A maior parte das outras categorias apenas reforçou os favoritos: Frances McDormand (Três Anúncios para um Crime) como melhor atriz, Sam Rockwell (Três Anúncios para um Crime) como melhor ator coadjuvante, e Allison Janney (Eu, Tonya) como melhor atriz coadjuvante. “Foi difícil achar como ser tão malvada com alguém e fazer maldade achando que eu estava fazendo a coisa certa”, disse Janney, que faz a carrasca mãe da patinadora Tonya Harding. “E para ser honesta me inspirei nas vozes que a gente ouve na nossa cabeça. Nós podemos ser bem horríveis com nós mesmos.” Timothée Chalamet (Me Chame pelo Seu Nome) levou o Spirit, mas dificilmente repete o feito no Oscar, que praticamente tem o nome de Gary Oldman (O Destino de uma Nação) gravado.

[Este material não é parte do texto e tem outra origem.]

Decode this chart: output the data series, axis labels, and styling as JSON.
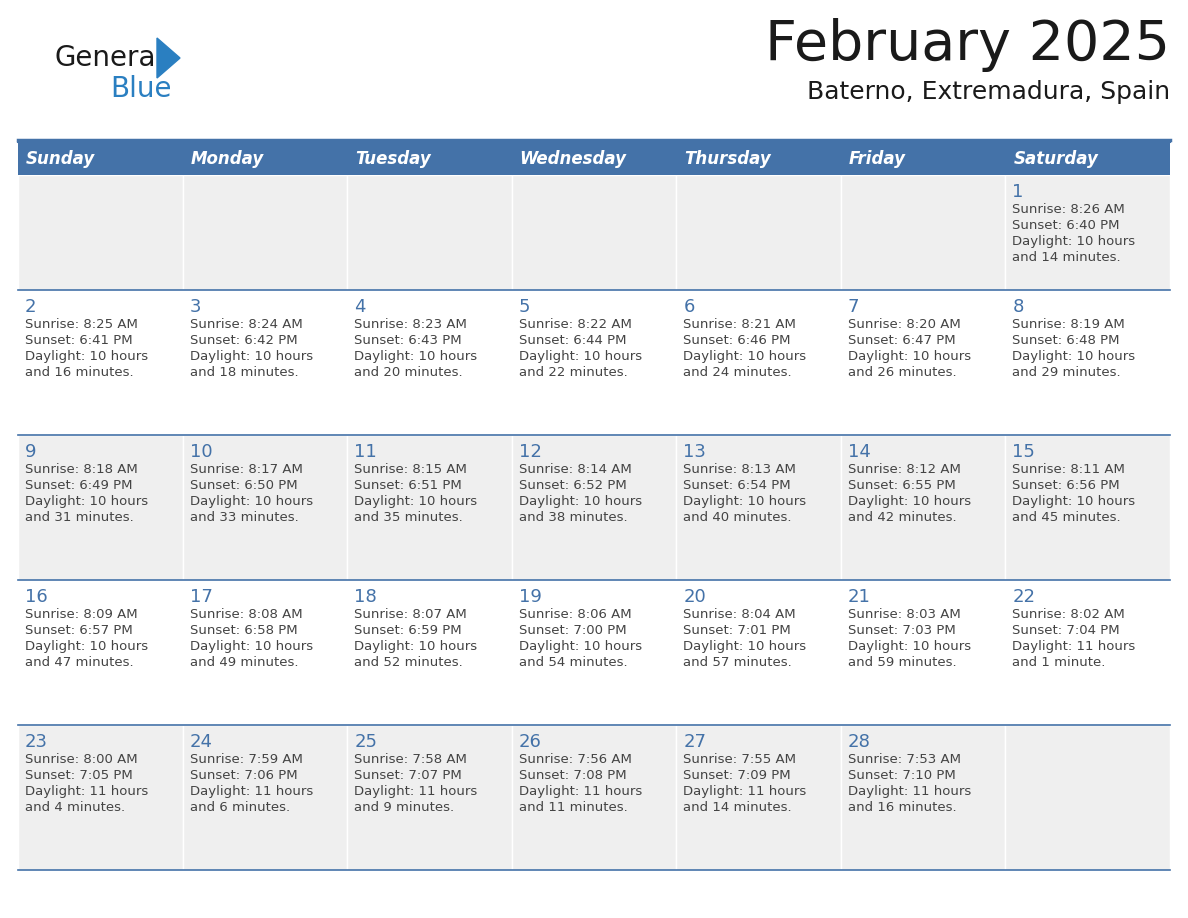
{
  "title": "February 2025",
  "subtitle": "Baterno, Extremadura, Spain",
  "header_bg": "#4472a8",
  "header_text": "#ffffff",
  "weekdays": [
    "Sunday",
    "Monday",
    "Tuesday",
    "Wednesday",
    "Thursday",
    "Friday",
    "Saturday"
  ],
  "row_colors": [
    "#efefef",
    "#ffffff"
  ],
  "day_number_color": "#4472a8",
  "text_color": "#444444",
  "border_color": "#4472a8",
  "line_color": "#4472a8",
  "calendar": [
    [
      null,
      null,
      null,
      null,
      null,
      null,
      {
        "day": 1,
        "sunrise": "8:26 AM",
        "sunset": "6:40 PM",
        "daylight": "10 hours",
        "daylight2": "and 14 minutes."
      }
    ],
    [
      {
        "day": 2,
        "sunrise": "8:25 AM",
        "sunset": "6:41 PM",
        "daylight": "10 hours",
        "daylight2": "and 16 minutes."
      },
      {
        "day": 3,
        "sunrise": "8:24 AM",
        "sunset": "6:42 PM",
        "daylight": "10 hours",
        "daylight2": "and 18 minutes."
      },
      {
        "day": 4,
        "sunrise": "8:23 AM",
        "sunset": "6:43 PM",
        "daylight": "10 hours",
        "daylight2": "and 20 minutes."
      },
      {
        "day": 5,
        "sunrise": "8:22 AM",
        "sunset": "6:44 PM",
        "daylight": "10 hours",
        "daylight2": "and 22 minutes."
      },
      {
        "day": 6,
        "sunrise": "8:21 AM",
        "sunset": "6:46 PM",
        "daylight": "10 hours",
        "daylight2": "and 24 minutes."
      },
      {
        "day": 7,
        "sunrise": "8:20 AM",
        "sunset": "6:47 PM",
        "daylight": "10 hours",
        "daylight2": "and 26 minutes."
      },
      {
        "day": 8,
        "sunrise": "8:19 AM",
        "sunset": "6:48 PM",
        "daylight": "10 hours",
        "daylight2": "and 29 minutes."
      }
    ],
    [
      {
        "day": 9,
        "sunrise": "8:18 AM",
        "sunset": "6:49 PM",
        "daylight": "10 hours",
        "daylight2": "and 31 minutes."
      },
      {
        "day": 10,
        "sunrise": "8:17 AM",
        "sunset": "6:50 PM",
        "daylight": "10 hours",
        "daylight2": "and 33 minutes."
      },
      {
        "day": 11,
        "sunrise": "8:15 AM",
        "sunset": "6:51 PM",
        "daylight": "10 hours",
        "daylight2": "and 35 minutes."
      },
      {
        "day": 12,
        "sunrise": "8:14 AM",
        "sunset": "6:52 PM",
        "daylight": "10 hours",
        "daylight2": "and 38 minutes."
      },
      {
        "day": 13,
        "sunrise": "8:13 AM",
        "sunset": "6:54 PM",
        "daylight": "10 hours",
        "daylight2": "and 40 minutes."
      },
      {
        "day": 14,
        "sunrise": "8:12 AM",
        "sunset": "6:55 PM",
        "daylight": "10 hours",
        "daylight2": "and 42 minutes."
      },
      {
        "day": 15,
        "sunrise": "8:11 AM",
        "sunset": "6:56 PM",
        "daylight": "10 hours",
        "daylight2": "and 45 minutes."
      }
    ],
    [
      {
        "day": 16,
        "sunrise": "8:09 AM",
        "sunset": "6:57 PM",
        "daylight": "10 hours",
        "daylight2": "and 47 minutes."
      },
      {
        "day": 17,
        "sunrise": "8:08 AM",
        "sunset": "6:58 PM",
        "daylight": "10 hours",
        "daylight2": "and 49 minutes."
      },
      {
        "day": 18,
        "sunrise": "8:07 AM",
        "sunset": "6:59 PM",
        "daylight": "10 hours",
        "daylight2": "and 52 minutes."
      },
      {
        "day": 19,
        "sunrise": "8:06 AM",
        "sunset": "7:00 PM",
        "daylight": "10 hours",
        "daylight2": "and 54 minutes."
      },
      {
        "day": 20,
        "sunrise": "8:04 AM",
        "sunset": "7:01 PM",
        "daylight": "10 hours",
        "daylight2": "and 57 minutes."
      },
      {
        "day": 21,
        "sunrise": "8:03 AM",
        "sunset": "7:03 PM",
        "daylight": "10 hours",
        "daylight2": "and 59 minutes."
      },
      {
        "day": 22,
        "sunrise": "8:02 AM",
        "sunset": "7:04 PM",
        "daylight": "11 hours",
        "daylight2": "and 1 minute."
      }
    ],
    [
      {
        "day": 23,
        "sunrise": "8:00 AM",
        "sunset": "7:05 PM",
        "daylight": "11 hours",
        "daylight2": "and 4 minutes."
      },
      {
        "day": 24,
        "sunrise": "7:59 AM",
        "sunset": "7:06 PM",
        "daylight": "11 hours",
        "daylight2": "and 6 minutes."
      },
      {
        "day": 25,
        "sunrise": "7:58 AM",
        "sunset": "7:07 PM",
        "daylight": "11 hours",
        "daylight2": "and 9 minutes."
      },
      {
        "day": 26,
        "sunrise": "7:56 AM",
        "sunset": "7:08 PM",
        "daylight": "11 hours",
        "daylight2": "and 11 minutes."
      },
      {
        "day": 27,
        "sunrise": "7:55 AM",
        "sunset": "7:09 PM",
        "daylight": "11 hours",
        "daylight2": "and 14 minutes."
      },
      {
        "day": 28,
        "sunrise": "7:53 AM",
        "sunset": "7:10 PM",
        "daylight": "11 hours",
        "daylight2": "and 16 minutes."
      },
      null
    ]
  ],
  "logo_color1": "#1a1a1a",
  "logo_color2": "#2a7fc1",
  "logo_triangle_color": "#2a7fc1",
  "fig_width": 11.88,
  "fig_height": 9.18,
  "dpi": 100
}
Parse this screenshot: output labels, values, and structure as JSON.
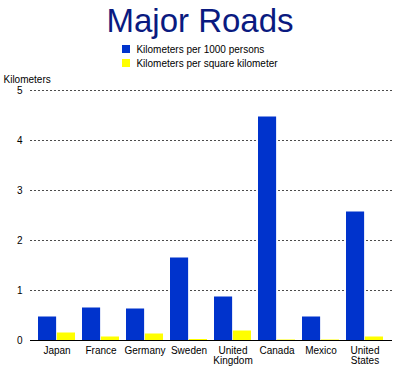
{
  "chart_data": {
    "type": "bar",
    "title": "Major Roads",
    "y_label": "Kilometers",
    "categories": [
      "Japan",
      "France",
      "Germany",
      "Sweden",
      "United Kingdom",
      "Canada",
      "Mexico",
      "United States"
    ],
    "series": [
      {
        "name": "Kilometers per 1000 persons",
        "color": "#0033cc",
        "values": [
          0.47,
          0.65,
          0.63,
          1.65,
          0.87,
          4.47,
          0.47,
          2.57
        ]
      },
      {
        "name": "Kilometers per square kilometer",
        "color": "#ffff00",
        "values": [
          0.15,
          0.07,
          0.13,
          0.02,
          0.19,
          0.01,
          0.01,
          0.07
        ]
      }
    ],
    "ylim": [
      0,
      5
    ],
    "yticks": [
      0,
      1,
      2,
      3,
      4,
      5
    ],
    "grid": true,
    "legend": "top"
  }
}
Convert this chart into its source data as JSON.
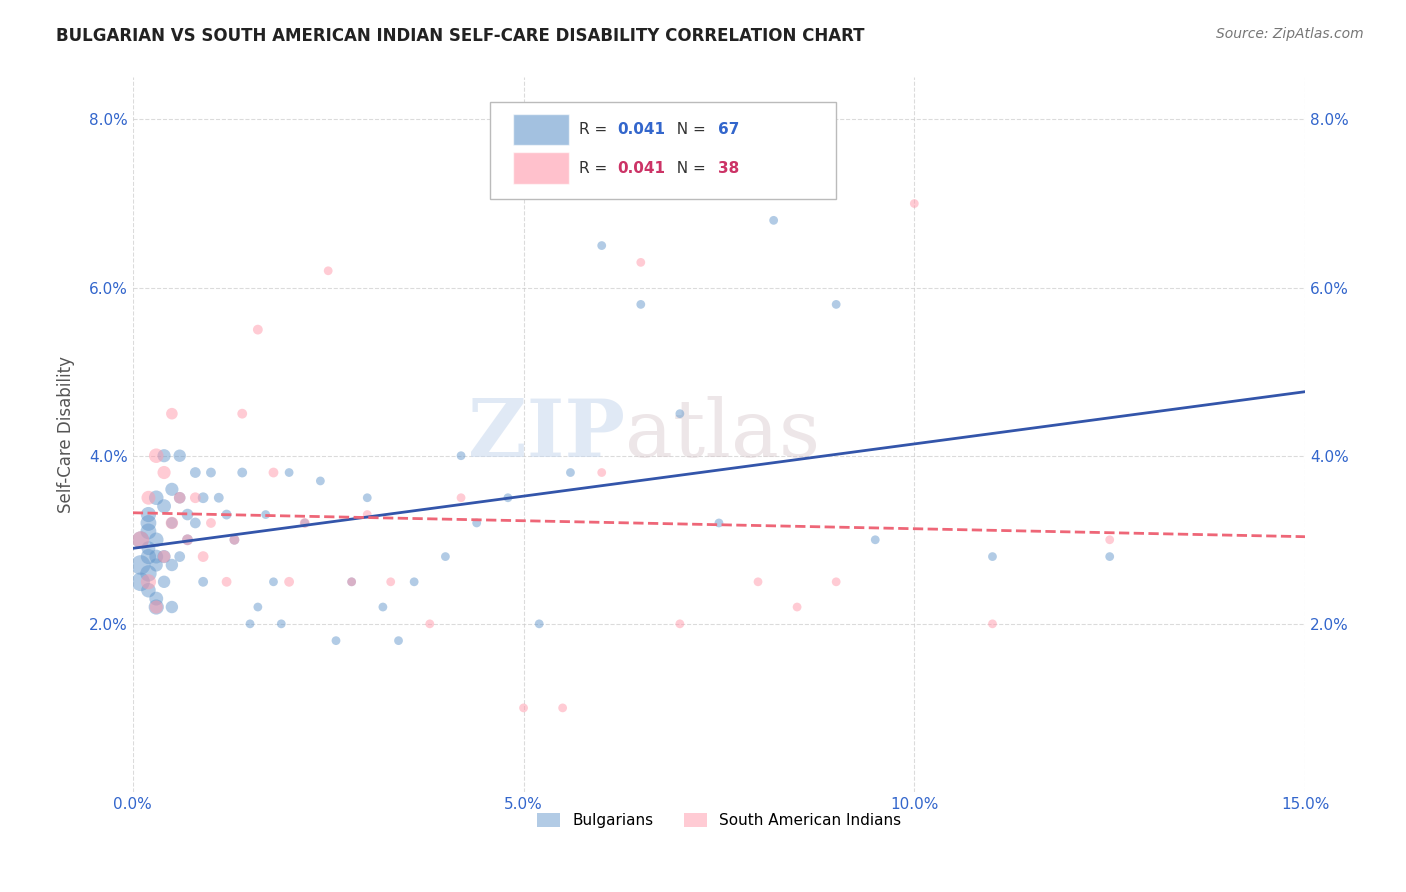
{
  "title": "BULGARIAN VS SOUTH AMERICAN INDIAN SELF-CARE DISABILITY CORRELATION CHART",
  "source": "Source: ZipAtlas.com",
  "ylabel": "Self-Care Disability",
  "xlabel": "",
  "xlim": [
    0.0,
    0.15
  ],
  "ylim": [
    0.0,
    0.085
  ],
  "xticks": [
    0.0,
    0.05,
    0.1,
    0.15
  ],
  "yticks": [
    0.02,
    0.04,
    0.06,
    0.08
  ],
  "watermark_zip": "ZIP",
  "watermark_atlas": "atlas",
  "bg_color": "#ffffff",
  "grid_color": "#cccccc",
  "blue_color": "#6699cc",
  "pink_color": "#ff99aa",
  "blue_line_color": "#3355aa",
  "pink_line_color": "#ee6677",
  "bulgarians_x": [
    0.001,
    0.001,
    0.001,
    0.002,
    0.002,
    0.002,
    0.002,
    0.002,
    0.002,
    0.002,
    0.003,
    0.003,
    0.003,
    0.003,
    0.003,
    0.003,
    0.004,
    0.004,
    0.004,
    0.004,
    0.005,
    0.005,
    0.005,
    0.005,
    0.006,
    0.006,
    0.006,
    0.007,
    0.007,
    0.008,
    0.008,
    0.009,
    0.009,
    0.01,
    0.011,
    0.012,
    0.013,
    0.014,
    0.015,
    0.016,
    0.017,
    0.018,
    0.019,
    0.02,
    0.022,
    0.024,
    0.026,
    0.028,
    0.03,
    0.032,
    0.034,
    0.036,
    0.04,
    0.042,
    0.044,
    0.048,
    0.052,
    0.056,
    0.06,
    0.065,
    0.07,
    0.075,
    0.082,
    0.09,
    0.095,
    0.11,
    0.125
  ],
  "bulgarians_y": [
    0.027,
    0.03,
    0.025,
    0.028,
    0.032,
    0.026,
    0.024,
    0.033,
    0.029,
    0.031,
    0.035,
    0.022,
    0.028,
    0.027,
    0.03,
    0.023,
    0.034,
    0.04,
    0.025,
    0.028,
    0.027,
    0.036,
    0.032,
    0.022,
    0.04,
    0.035,
    0.028,
    0.033,
    0.03,
    0.038,
    0.032,
    0.035,
    0.025,
    0.038,
    0.035,
    0.033,
    0.03,
    0.038,
    0.02,
    0.022,
    0.033,
    0.025,
    0.02,
    0.038,
    0.032,
    0.037,
    0.018,
    0.025,
    0.035,
    0.022,
    0.018,
    0.025,
    0.028,
    0.04,
    0.032,
    0.035,
    0.02,
    0.038,
    0.065,
    0.058,
    0.045,
    0.032,
    0.068,
    0.058,
    0.03,
    0.028,
    0.028
  ],
  "bulgarians_size": [
    200,
    150,
    180,
    120,
    130,
    140,
    110,
    120,
    100,
    130,
    110,
    120,
    100,
    90,
    110,
    100,
    100,
    90,
    80,
    90,
    80,
    90,
    70,
    80,
    80,
    70,
    60,
    70,
    60,
    60,
    60,
    60,
    50,
    50,
    50,
    50,
    50,
    50,
    40,
    40,
    40,
    40,
    40,
    40,
    40,
    40,
    40,
    40,
    40,
    40,
    40,
    40,
    40,
    40,
    40,
    40,
    40,
    40,
    40,
    40,
    40,
    40,
    40,
    40,
    40,
    40,
    40
  ],
  "sa_x": [
    0.001,
    0.002,
    0.002,
    0.003,
    0.003,
    0.004,
    0.004,
    0.005,
    0.005,
    0.006,
    0.007,
    0.008,
    0.009,
    0.01,
    0.012,
    0.013,
    0.014,
    0.016,
    0.018,
    0.02,
    0.022,
    0.025,
    0.028,
    0.03,
    0.033,
    0.038,
    0.042,
    0.05,
    0.055,
    0.06,
    0.065,
    0.07,
    0.08,
    0.085,
    0.09,
    0.1,
    0.11,
    0.125
  ],
  "sa_y": [
    0.03,
    0.025,
    0.035,
    0.04,
    0.022,
    0.038,
    0.028,
    0.032,
    0.045,
    0.035,
    0.03,
    0.035,
    0.028,
    0.032,
    0.025,
    0.03,
    0.045,
    0.055,
    0.038,
    0.025,
    0.032,
    0.062,
    0.025,
    0.033,
    0.025,
    0.02,
    0.035,
    0.01,
    0.01,
    0.038,
    0.063,
    0.02,
    0.025,
    0.022,
    0.025,
    0.07,
    0.02,
    0.03
  ],
  "sa_size": [
    150,
    120,
    100,
    110,
    90,
    90,
    80,
    80,
    70,
    70,
    60,
    60,
    60,
    50,
    50,
    50,
    50,
    50,
    50,
    50,
    50,
    40,
    40,
    40,
    40,
    40,
    40,
    40,
    40,
    40,
    40,
    40,
    40,
    40,
    40,
    40,
    40,
    40
  ],
  "legend_r_blue": "0.041",
  "legend_n_blue": "67",
  "legend_r_pink": "0.041",
  "legend_n_pink": "38",
  "legend_label_blue": "Bulgarians",
  "legend_label_pink": "South American Indians"
}
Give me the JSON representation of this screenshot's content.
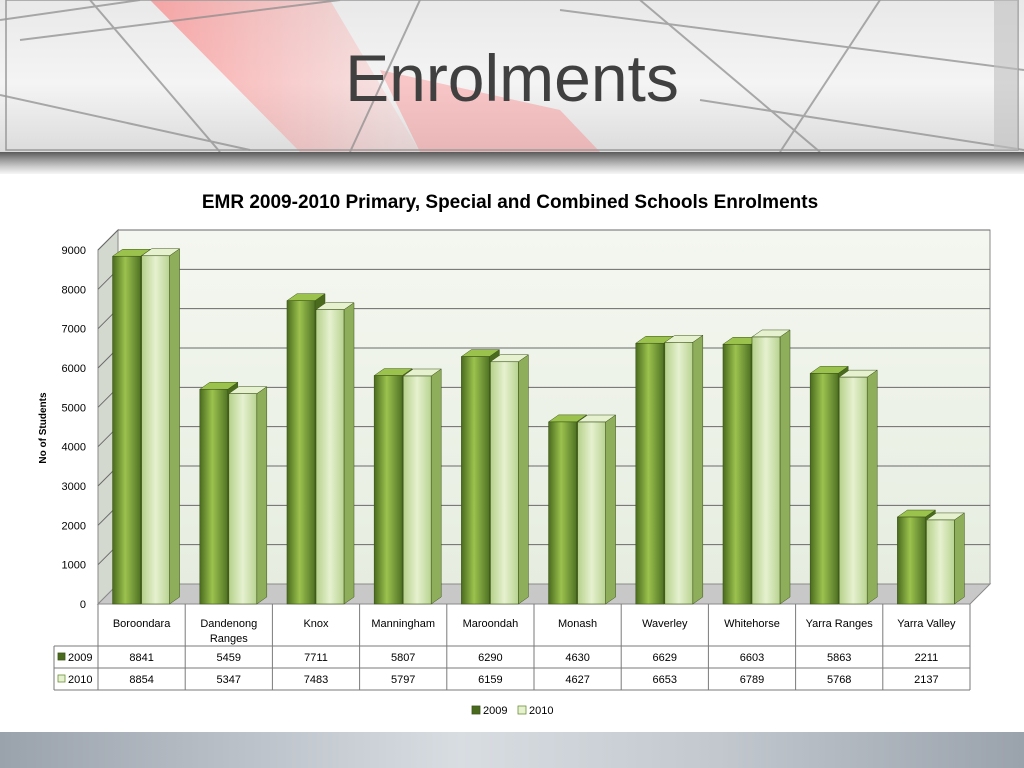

A vitória de Greta Gerwig pelo roteiro de Lady Bird – A Hora de Voar foi uma surpresa, já que no Spirit concorriam dois favoritos ao Oscar de roteiro original, Corra! e Três Anúncios para um Crime. É possível que, ao votar, os membros da Academia tenham decidido distribuir os prêmios, um pouco como os eleitores do Spirit fizeram, dando no máximo dois troféus para um mesmo filme. Como Três Anúncios deve levar dois Oscar (atriz e ator coadjuvante), pode sobrar para Lady Bird, sim.
Outras duas obras reafirmaram seu favoritismo na competição do domingo ao ganhar o Spirit. Visages, Villages, de Agnès Varda – que, com 89 anos, é a mais velha concorrente da história – e JR, deve repetir no Oscar a vitória como melhor documentário com seu road movie pela França. “Não estou nervosa”, disse ela sobre a cerimônia do domingo. “Ganhamos este, então não viemos de tão longe para nada!” Seria uma chance de premiar uma mulher que está em atividade desde os anos 1950. Na categoria filme internacional do Spirit (produção em língua estrangeira no Oscar), o franco favorito é o chileno Uma Mulher Fantástica, de Sebastian Lelio, sobre uma mulher trans que sofre o preconceito e a hostilidade da família do namorado quando ele morre. Daniela Vega, a atriz trans que faz o papel principal, é uma das apresentadoras do Oscar. “Um ano atrás, o filme foi apresentado em Berlim e achei que ia ser crucificado”, afirmou Lelio. “Não foi o caso. O filme encontrou muitos defensores. O que me surpreende mais é que está sendo compreendido. E que nossa tentativa de provocar uma reação emotiva funcionou, fazendo com que a mensagem social e política fique mais eficiente.”